A week later, Walsh is said to have served Lizotte a letter from the TAG board suspending her without pay for alleged insubordination, according to the claim.
The claim further states that the defendants were served a letter March 3, 2015 from Lizotte’s legal counsel stating the suspension was unlawful and requested a reversal. The request to rescind the dismissal was never responded to, said the claim, and Lizotte stopped reporting for duty March 10, 2015.
A day later, a registered letter to Lizotte notified her she was terminated with cause, reads the document.
At the time, Lizotte was earning $45,000 a year as executive director of the art gallery.
“Given the Plaintiff’s age (54), her 21 years of service, and the senior level of the position she held as TAG’s Executive Director, the Plaintiff states that she was entitled to 24 months’ notice of the termination of her employment, or compensation in lieu,” states the claim.
Defence: ‘Relationship with artists was poor’
In a statement of defence filed June 2, 2015, the defendants allege TAG Cornwall was “fraught with a lack of oversight over financial and/or budgetary matters” which included late applications for government funding. There are also allegations of HST returns not filed, a lack of volunteer lists and missing operational documents.

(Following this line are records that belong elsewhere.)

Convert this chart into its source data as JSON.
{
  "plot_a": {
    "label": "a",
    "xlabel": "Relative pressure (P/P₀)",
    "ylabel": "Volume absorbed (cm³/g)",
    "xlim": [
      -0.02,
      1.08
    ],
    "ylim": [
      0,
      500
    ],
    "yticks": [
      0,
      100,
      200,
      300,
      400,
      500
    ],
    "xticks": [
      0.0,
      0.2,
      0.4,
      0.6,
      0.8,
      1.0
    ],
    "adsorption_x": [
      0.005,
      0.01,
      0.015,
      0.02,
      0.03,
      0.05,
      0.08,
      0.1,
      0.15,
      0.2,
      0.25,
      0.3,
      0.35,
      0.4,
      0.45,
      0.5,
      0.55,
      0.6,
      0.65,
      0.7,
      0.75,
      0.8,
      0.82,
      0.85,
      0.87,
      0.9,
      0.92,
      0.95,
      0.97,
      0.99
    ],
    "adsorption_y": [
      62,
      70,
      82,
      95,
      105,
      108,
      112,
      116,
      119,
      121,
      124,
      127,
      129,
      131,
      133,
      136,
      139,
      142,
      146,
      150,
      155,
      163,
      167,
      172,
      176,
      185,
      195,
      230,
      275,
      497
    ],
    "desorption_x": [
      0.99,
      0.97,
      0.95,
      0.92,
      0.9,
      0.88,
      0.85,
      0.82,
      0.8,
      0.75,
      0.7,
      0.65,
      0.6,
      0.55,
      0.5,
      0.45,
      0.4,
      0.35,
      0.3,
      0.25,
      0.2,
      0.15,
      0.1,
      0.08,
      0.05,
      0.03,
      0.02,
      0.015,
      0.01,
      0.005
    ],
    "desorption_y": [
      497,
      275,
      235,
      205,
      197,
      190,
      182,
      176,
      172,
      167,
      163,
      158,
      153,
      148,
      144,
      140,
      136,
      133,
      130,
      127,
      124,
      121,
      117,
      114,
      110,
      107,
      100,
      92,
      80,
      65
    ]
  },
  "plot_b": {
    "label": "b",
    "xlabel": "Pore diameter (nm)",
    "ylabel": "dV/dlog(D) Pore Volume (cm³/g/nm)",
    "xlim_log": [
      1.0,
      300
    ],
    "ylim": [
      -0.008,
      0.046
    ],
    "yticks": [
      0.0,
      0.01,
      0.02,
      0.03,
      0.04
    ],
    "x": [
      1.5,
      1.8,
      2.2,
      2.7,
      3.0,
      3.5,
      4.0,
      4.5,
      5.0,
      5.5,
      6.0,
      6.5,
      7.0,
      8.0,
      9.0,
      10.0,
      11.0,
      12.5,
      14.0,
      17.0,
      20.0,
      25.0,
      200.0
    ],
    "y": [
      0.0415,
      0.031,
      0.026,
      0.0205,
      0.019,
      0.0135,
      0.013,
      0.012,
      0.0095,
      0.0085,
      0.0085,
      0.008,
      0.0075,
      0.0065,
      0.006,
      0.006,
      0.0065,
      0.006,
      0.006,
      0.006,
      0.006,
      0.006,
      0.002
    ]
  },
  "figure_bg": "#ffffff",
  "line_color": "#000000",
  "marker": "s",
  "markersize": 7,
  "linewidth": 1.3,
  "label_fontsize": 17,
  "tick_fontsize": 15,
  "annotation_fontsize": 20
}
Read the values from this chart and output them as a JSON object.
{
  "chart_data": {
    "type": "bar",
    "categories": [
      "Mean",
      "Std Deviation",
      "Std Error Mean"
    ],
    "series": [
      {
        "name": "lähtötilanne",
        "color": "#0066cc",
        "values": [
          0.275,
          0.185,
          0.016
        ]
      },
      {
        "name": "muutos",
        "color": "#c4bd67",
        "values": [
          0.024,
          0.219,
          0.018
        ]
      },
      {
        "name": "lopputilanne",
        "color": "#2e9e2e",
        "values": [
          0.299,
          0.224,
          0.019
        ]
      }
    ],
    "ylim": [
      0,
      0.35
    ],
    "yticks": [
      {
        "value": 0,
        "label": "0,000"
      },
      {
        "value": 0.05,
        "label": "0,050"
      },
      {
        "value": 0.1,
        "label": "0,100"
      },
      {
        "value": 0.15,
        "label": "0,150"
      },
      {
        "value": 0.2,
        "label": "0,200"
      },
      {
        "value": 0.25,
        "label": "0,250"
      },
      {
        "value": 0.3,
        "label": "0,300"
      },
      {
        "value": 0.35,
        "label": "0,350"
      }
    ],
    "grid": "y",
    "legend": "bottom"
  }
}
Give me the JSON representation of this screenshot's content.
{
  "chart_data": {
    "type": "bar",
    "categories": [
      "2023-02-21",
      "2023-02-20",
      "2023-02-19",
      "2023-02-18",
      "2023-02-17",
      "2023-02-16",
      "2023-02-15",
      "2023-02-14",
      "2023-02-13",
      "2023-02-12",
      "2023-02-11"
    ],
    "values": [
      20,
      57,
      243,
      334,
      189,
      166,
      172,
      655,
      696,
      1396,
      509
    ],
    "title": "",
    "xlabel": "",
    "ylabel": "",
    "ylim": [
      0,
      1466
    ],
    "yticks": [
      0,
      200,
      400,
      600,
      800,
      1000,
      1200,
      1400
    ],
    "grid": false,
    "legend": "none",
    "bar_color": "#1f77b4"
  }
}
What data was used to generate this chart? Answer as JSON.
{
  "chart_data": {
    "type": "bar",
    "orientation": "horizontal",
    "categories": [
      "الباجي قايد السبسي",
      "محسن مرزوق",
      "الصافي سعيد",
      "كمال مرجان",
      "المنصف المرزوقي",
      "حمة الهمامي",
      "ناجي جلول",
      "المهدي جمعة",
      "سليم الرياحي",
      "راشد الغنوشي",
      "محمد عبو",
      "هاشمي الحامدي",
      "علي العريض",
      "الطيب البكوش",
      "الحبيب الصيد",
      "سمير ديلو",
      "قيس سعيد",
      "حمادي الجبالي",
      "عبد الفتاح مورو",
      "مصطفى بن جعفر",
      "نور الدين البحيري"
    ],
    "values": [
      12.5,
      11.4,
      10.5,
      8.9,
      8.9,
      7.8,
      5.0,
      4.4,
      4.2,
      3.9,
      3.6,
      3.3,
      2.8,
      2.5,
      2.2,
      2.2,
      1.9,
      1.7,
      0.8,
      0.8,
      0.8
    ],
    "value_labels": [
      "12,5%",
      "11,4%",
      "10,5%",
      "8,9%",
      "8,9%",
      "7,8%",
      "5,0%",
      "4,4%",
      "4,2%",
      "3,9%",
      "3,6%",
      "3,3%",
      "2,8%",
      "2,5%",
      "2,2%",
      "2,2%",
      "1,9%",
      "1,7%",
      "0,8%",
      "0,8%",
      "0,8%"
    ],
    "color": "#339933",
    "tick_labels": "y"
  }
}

Some of those claims are disputed by Lizotte’s counsel in a reply to the defence on June 12, 2015.
The defendants claim Lizotte had “difficult relations with artists” and that the “relationship with artists was poor.”
The defence claim states that at no time did Gilcig or Walsh try to discredit or cause harm to the plaintiff’s professional and personal reputation, there was no attempt to undermine her role as executive director and there was no attempt to force her to resign.
The statement of defence further states that Jamie Gilcig had become part of the board after being asked by the plaintiff (Lizotte) because she believed her position was in jeopardy.
The defendants further claim that Lizotte had been sick after suffering from a cold and deny any of their actions had caused her illness.
The defence is asking for a dismissal of the case.
None of the statements of claim or defence have been proven in court.
A date to hear the case in a Cornwall court has not been set.